Do ponto de vista da física, limitar o aquecimento global induzido pela Humanidade até um nível aceitável requer a limitação das emissões cumulativas de carbono, atingindo pelo menos Net Zero de emissões. O que diminuiria o efeito de aquecimento resultante e melhoraria a qualidade do ar. Mas é esse um objetivo verdadeiramente possível?

Para o atingir, a ultrapassagem destes desafios estará obrigatoriamente ligada à concretização efetiva de uma regulação política global, corporizada na Convenção contra a Alterações Climáticas das Nações Unidas. E, também, associada à capacidade de adotarmos modos de vida e de consumo mais sustentáveis, enquanto sociedade e enquanto cidadãos.

Existe hoje um movimento crescente de tomada de consciência da necessidade de transformação, tanto pelas empresas, como pelos cidadãos. Esta tendência tem-se corporizado numa resposta efetiva de produção sustentável pelas empresas e de comportamento sustentável pelos consumidores. Contudo, esta resposta não é uniforme e nem sempre a procura encontra uma oferta adequada. Ou, pelo contrário, a oferta de produtos e serviços sustentáveis nem sempre encontra uma procura consistente.

Conhecemos os cenários de alterações climáticas desenvolvidos para os impactos em Portugal e grandes disrupções são esperadas. Contudo desconhecemos o que, enquanto cidadãos e consumidores, queremos ou desejamos. Sobretudo não conhecemos o que pensamos em relação à adaptação dos estilos de vida e hábitos de consumo que contribuam positivamente para ultrapassar este grande desafio.

Por isso mesmo é objetivo do Healthy & Sustainability Survey, cujos resultados serão divulgados em Outubro, integrar pela primeira vez Portugal num inquérito global que, num comparativo com 30 outros países, identifique as tendências e preferências existentes entre os consumidores e também quais as barreiras existentes que obstam a que este mercado de produtos e serviços sustentáveis prospere.

Existe uma dissociação entre a aspiração dos consumidores e a sua concretização. Esta dissociação tem por base um conjunto vasto e complexo de fatores, sendo que dois dos mais importantes são a acessibilidade e o preço.
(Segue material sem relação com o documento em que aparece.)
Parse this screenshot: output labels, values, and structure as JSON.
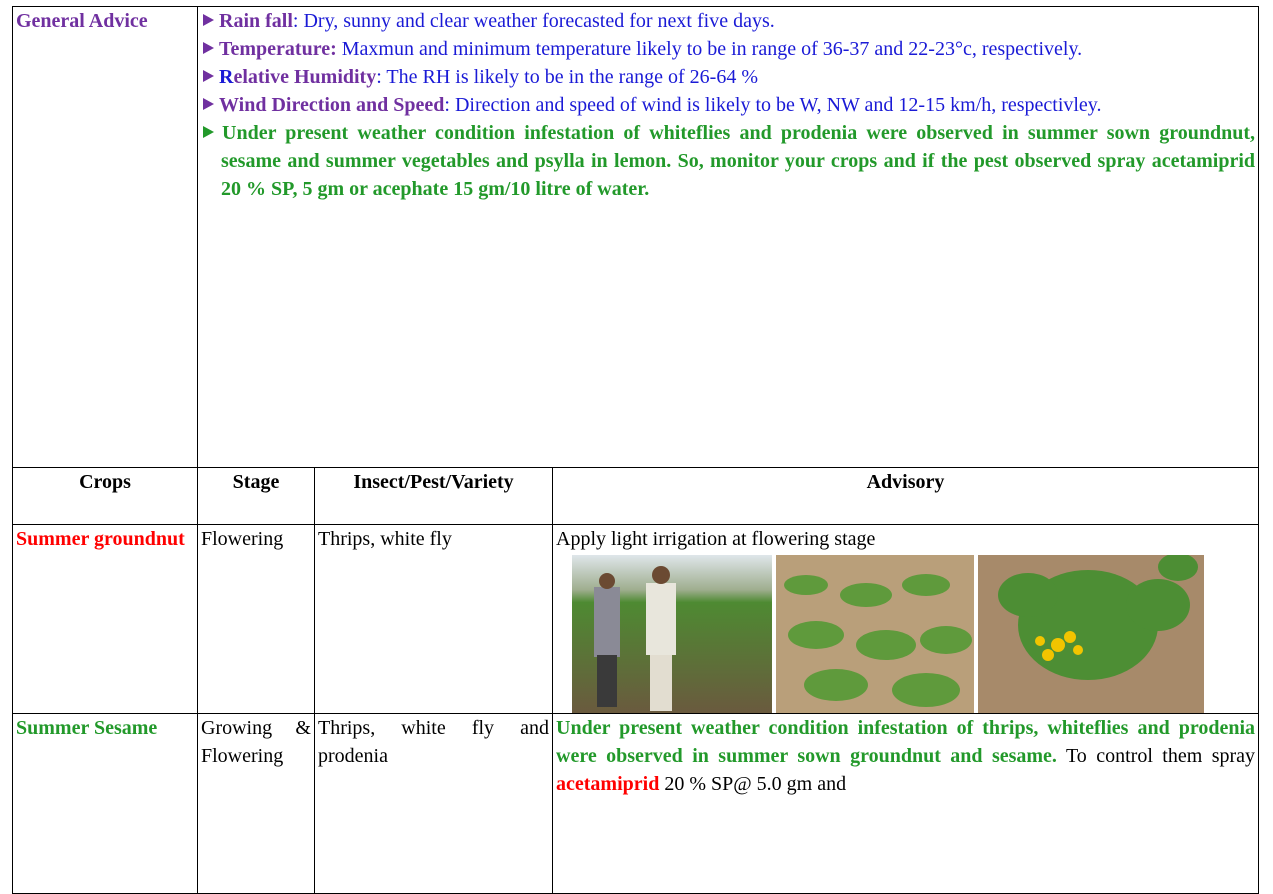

Assim, em face de uma decisão de mudança nos hábitos e tendências de consumo, o consumidor depara-se com a dificuldade de encontrar no mercado os produtos com as características desejadas ou, quando o encontra, estes estão disponíveis mas com preços fora do seu orçamento.

Grandes oportunidades abrem-se atualmente ao fornecimento de produtos e serviços sustentáveis procurados e desejados pelos consumidores, por parte de empresas que desejem alinhar os seus modelos de negócio com os grandes desafios societais que enfrentamos. E como é sempre bom recordar, nada acaba por resultar mais caro do que uma oportunidade perdida. Para o evitar, o que falta fazer é aferir com rigor e adequar com eficácia o que uns produzem ao que os outros consomem. Só assim se evitará o desperdício e se garantirá a sustentabilidade como linguagem verdadeiramente comum e partilhada por todos.